End the useless war on drugs
Drugs prohibition has failed. Stop locking people up for possessing drugs
Drugs policy in the UK has been absurd for years.
When the Misuse of Drugs Act was passed back in 1971, people argued that by making drugs illegal, in just a few years hardly anyone would ever have any.
That was always pretty unlikely, but we now know that it is utter rubbish. Making drugs illegal doesn’t stop people having them. It failed with Prohibition in the US with alcohol, and it’s failed with cannabis, cocaine, heroin, and everything else.
Millions of people in the UK use illegal drugs each year. The Tab’s survey shouldn’t come as a surprise to anyone. Most students said they had used illegal drugs – and it didn’t wreck their lives.
But as a country, we still make it a criminal offence, threatening people with hefty sentences. A spliff can get you 5 years in prison, or an unlimited fine. Getting some weed to share with your mates can get you 14 years. In theory, at least. Everyone knows that nothing will actually happen to you.

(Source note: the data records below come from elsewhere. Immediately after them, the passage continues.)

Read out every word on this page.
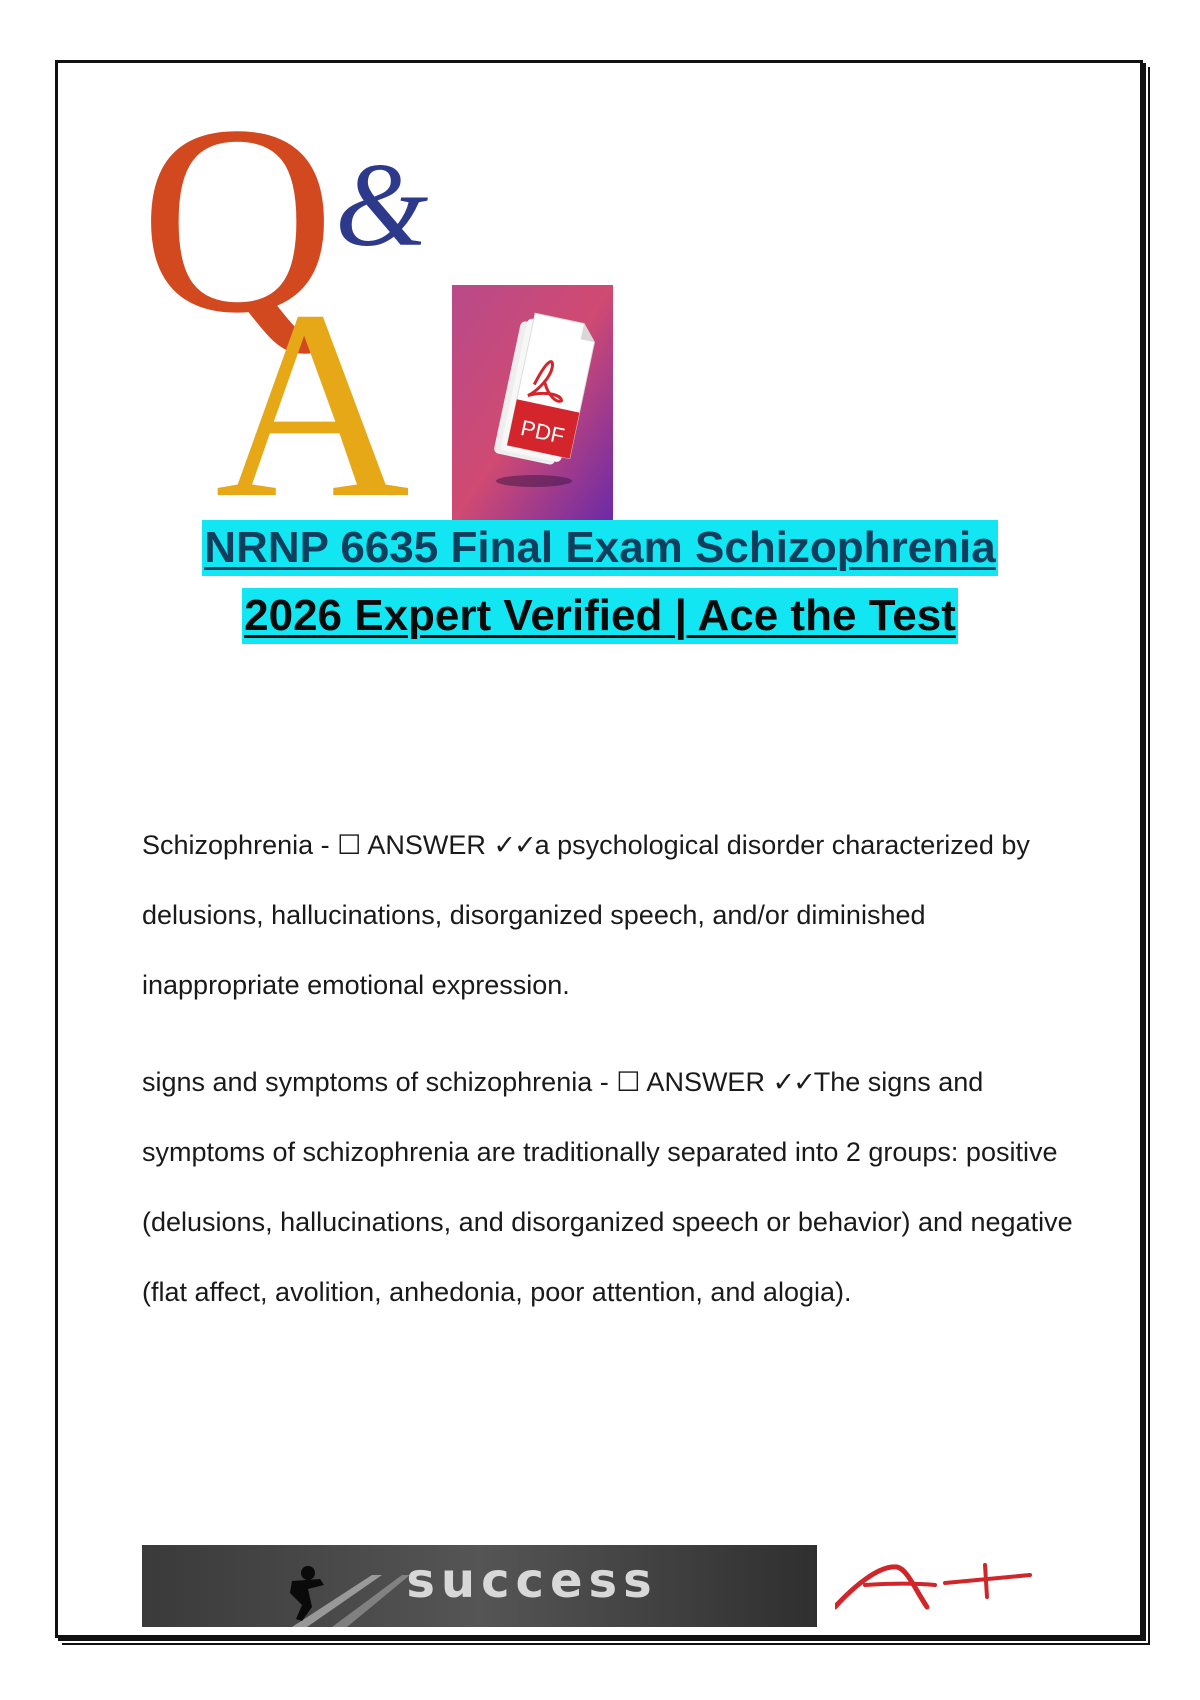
Q &
A	PDF
NRNP 6635 Final Exam Schizophrenia
2026 Expert Verified | Ace the Test
Schizophrenia - ☐ ANSWER ✓✓a psychological disorder characterized by delusions, hallucinations, disorganized speech, and/or diminished inappropriate emotional expression.
signs and symptoms of schizophrenia - ☐ ANSWER ✓✓The signs and symptoms of schizophrenia are traditionally separated into 2 groups: positive (delusions, hallucinations, and disorganized speech or behavior) and negative (flat affect, avolition, anhedonia, poor attention, and alogia).
success
A+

Are these drugs harmful? Absolutely they are, especially if you try to do something daft like driving on LSD. Swerving to avoid the herd of elephants that aren’t there is never going to end well. But the drug that harms other people the most is alcohol. At the end of a night out, would you rather be confronted with three strangers who were stoned and desperate for a kebab, or pissed and looking for a fight?

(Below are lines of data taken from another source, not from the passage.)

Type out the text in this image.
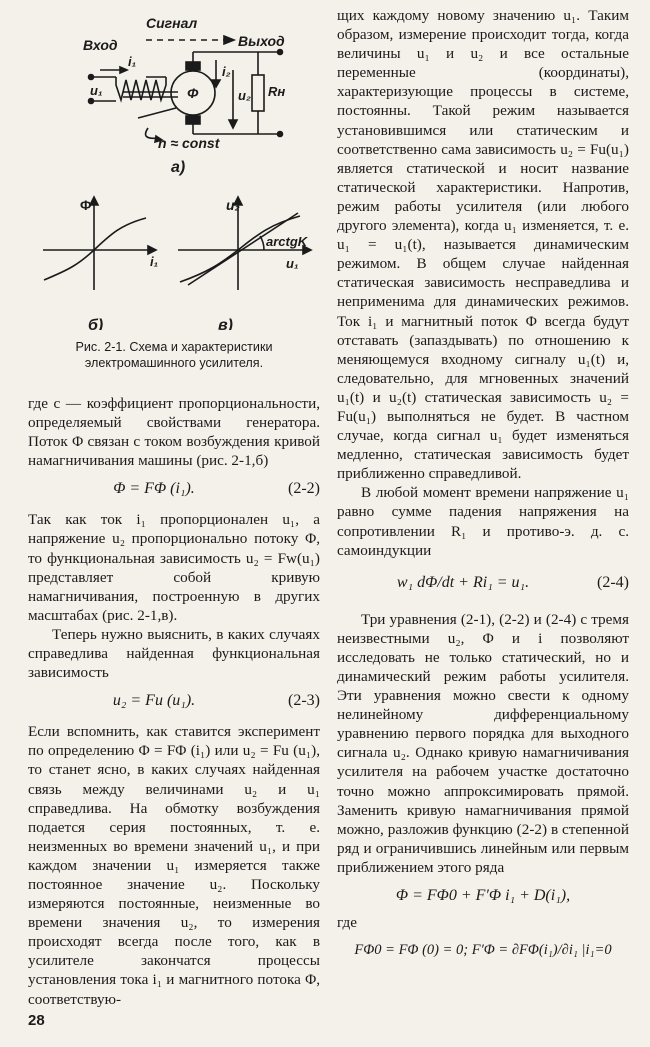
Сигнал
Вход	Выход
i₁
u₁	Φ
i₂
u₂ Rн
n ≈ const
а)
Φ
i₁
б)
u₂
arctgK
u₁
в)
Рис. 2-1. Схема и характеристики электромашинного усилителя.

где c — коэффициент пропорциональности, определяемый свойствами генератора. Поток Φ связан с током возбуждения кривой намагничивания машины (рис. 2-1,б)

Φ = FΦ (i₁).	(2-2)

Так как ток i₁ пропорционален u₁, а напряжение u₂ пропорционально потоку Φ, то функциональная зависимость u₂ = Fw(u₁) представляет собой кривую намагничивания, построенную в других масштабах (рис. 2-1,в).

Теперь нужно выяснить, в каких случаях справедлива найденная функциональная зависимость

u₂ = Fu (u₁).	(2-3)

Если вспомнить, как ставится эксперимент по определению Φ = FΦ (i₁) или u₂ = Fu (u₁), то станет ясно, в каких случаях найденная связь между величинами u₂ и u₁ справедлива. На обмотку возбуждения подается серия постоянных, т. е. неизменных во времени значений u₁, и при каждом значении u₁ измеряется также постоянное значение u₂. Поскольку измеряются постоянные, неизменные во времени значения u₂, то измерения происходят всегда после того, как в усилителе закончатся процессы установления тока i₁ и магнитного потока Φ, соответствую-

щих каждому новому значению u₁. Таким образом, измерение происходит тогда, когда величины u₁ и u₂ и все остальные переменные (координаты), характеризующие процессы в системе, постоянны. Такой режим называется установившимся или статическим и соответственно сама зависимость u₂ = Fu(u₁) является статической и носит название статической характеристики. Напротив, режим работы усилителя (или любого другого элемента), когда u₁ изменяется, т. е. u₁ = u₁(t), называется динамическим режимом. В общем случае найденная статическая зависимость несправедлива и неприменима для динамических режимов. Ток i₁ и магнитный поток Φ всегда будут отставать (запаздывать) по отношению к меняющемуся входному сигналу u₁(t) и, следовательно, для мгновенных значений u₁(t) и u₂(t) статическая зависимость u₂ = Fu(u₁) выполняться не будет. В частном случае, когда сигнал u₁ будет изменяться медленно, статическая зависимость будет приближенно справедливой.

В любой момент времени напряжение u₁ равно сумме падения напряжения на сопротивлении R₁ и противо-э. д. с. самоиндукции

w₁ dΦ/dt + Ri₁ = u₁.	(2-4)

Три уравнения (2-1), (2-2) и (2-4) с тремя неизвестными u₂, Φ и i позволяют исследовать не только статический, но и динамический режим работы усилителя. Эти уравнения можно свести к одному нелинейному дифференциальному уравнению первого порядка для выходного сигнала u₂. Однако кривую намагничивания усилителя на рабочем участке достаточно точно можно аппроксимировать прямой. Заменить кривую намагничивания прямой можно, разложив функцию (2-2) в степенной ряд и ограничившись линейным или первым приближением этого ряда

Φ = FΦ0 + F′Φ i₁ + D(i₁),

где

FΦ0 = FΦ (0) = 0; F′Φ = ∂FΦ(i₁)/∂i₁ |i₁=0
28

It’s time to stop this silly approach to drugs. Make cannabis legal. Let people grow it, let people use it for medication. Tax it, and use the money more productively.

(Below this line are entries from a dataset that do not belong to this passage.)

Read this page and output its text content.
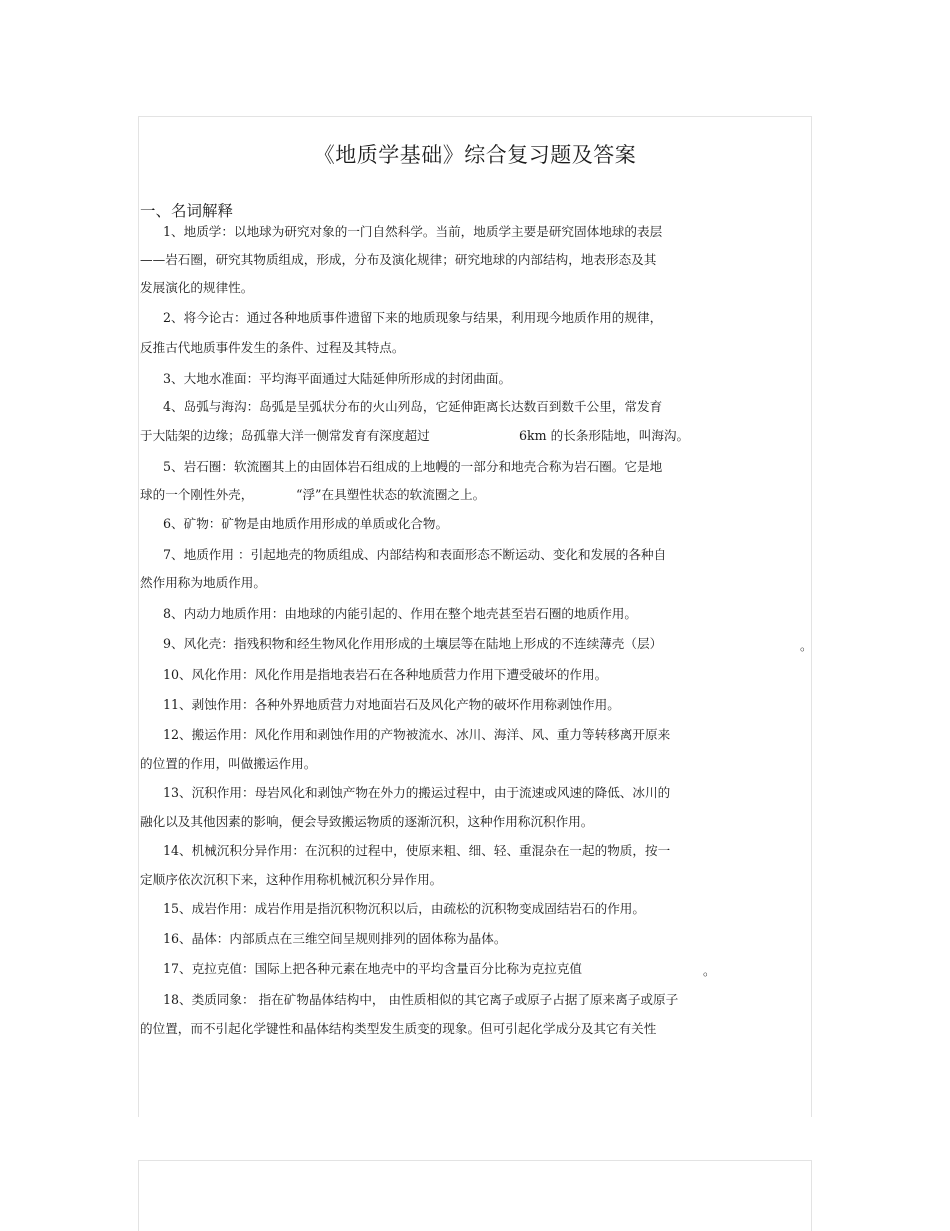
《地质学基础》综合复习题及答案
一、名词解释
1、地质学：以地球为研究对象的一门自然科学。当前，地质学主要是研究固体地球的表层
——岩石圈，研究其物质组成，形成，分布及演化规律；研究地球的内部结构，地表形态及其
发展演化的规律性。
2、将今论古：通过各种地质事件遗留下来的地质现象与结果，利用现今地质作用的规律，
反推古代地质事件发生的条件、过程及其特点。
3、大地水准面：平均海平面通过大陆延伸所形成的封闭曲面。
4、岛弧与海沟：岛弧是呈弧状分布的火山列岛，它延伸距离长达数百到数千公里，常发育
于大陆架的边缘；岛孤靠大洋一侧常发育有深度超过	6km 的长条形陆地，叫海沟。
5、岩石圈：软流圈其上的由固体岩石组成的上地幔的一部分和地壳合称为岩石圈。它是地
球的一个刚性外壳，	“浮”在具塑性状态的软流圈之上。
6、矿物：矿物是由地质作用形成的单质或化合物。
7、地质作用 ：引起地壳的物质组成、内部结构和表面形态不断运动、变化和发展的各种自
然作用称为地质作用。
8、内动力地质作用：由地球的内能引起的、作用在整个地壳甚至岩石圈的地质作用。
9、风化壳：指残积物和经生物风化作用形成的土壤层等在陆地上形成的不连续薄壳（层）	。
10、风化作用：风化作用是指地表岩石在各种地质营力作用下遭受破坏的作用。
11、剥蚀作用：各种外界地质营力对地面岩石及风化产物的破坏作用称剥蚀作用。
12、搬运作用：风化作用和剥蚀作用的产物被流水、冰川、海洋、风、重力等转移离开原来
的位置的作用，叫做搬运作用。
13、沉积作用：母岩风化和剥蚀产物在外力的搬运过程中，由于流速或风速的降低、冰川的
融化以及其他因素的影响，便会导致搬运物质的逐渐沉积，这种作用称沉积作用。
14、机械沉积分异作用：在沉积的过程中，使原来粗、细、轻、重混杂在一起的物质，按一
定顺序依次沉积下来，这种作用称机械沉积分异作用。
15、成岩作用：成岩作用是指沉积物沉积以后，由疏松的沉积物变成固结岩石的作用。
16、晶体：内部质点在三维空间呈规则排列的固体称为晶体。
17、克拉克值：国际上把各种元素在地壳中的平均含量百分比称为克拉克值	。
18、类质同象： 指在矿物晶体结构中， 由性质相似的其它离子或原子占据了原来离子或原子
的位置，而不引起化学键性和晶体结构类型发生质变的现象。但可引起化学成分及其它有关性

Stop nicking heroin addicts, and start helping them to cope with their addiction. Make sure that people who want to take E get something that is what they think it is, not some random other crud that could kill them.
This used to be a trendy, hippy, ultra-liberal position – but now we have Chief Constables agreeing that we need to change, along with people like the former head of MI5. You don’t get that job by being a drugged-up hippy.
45 years of utter failure in drugs policy should end.
Let’s reduce the harm drugs cause – by ending the criminalisation of those who take them.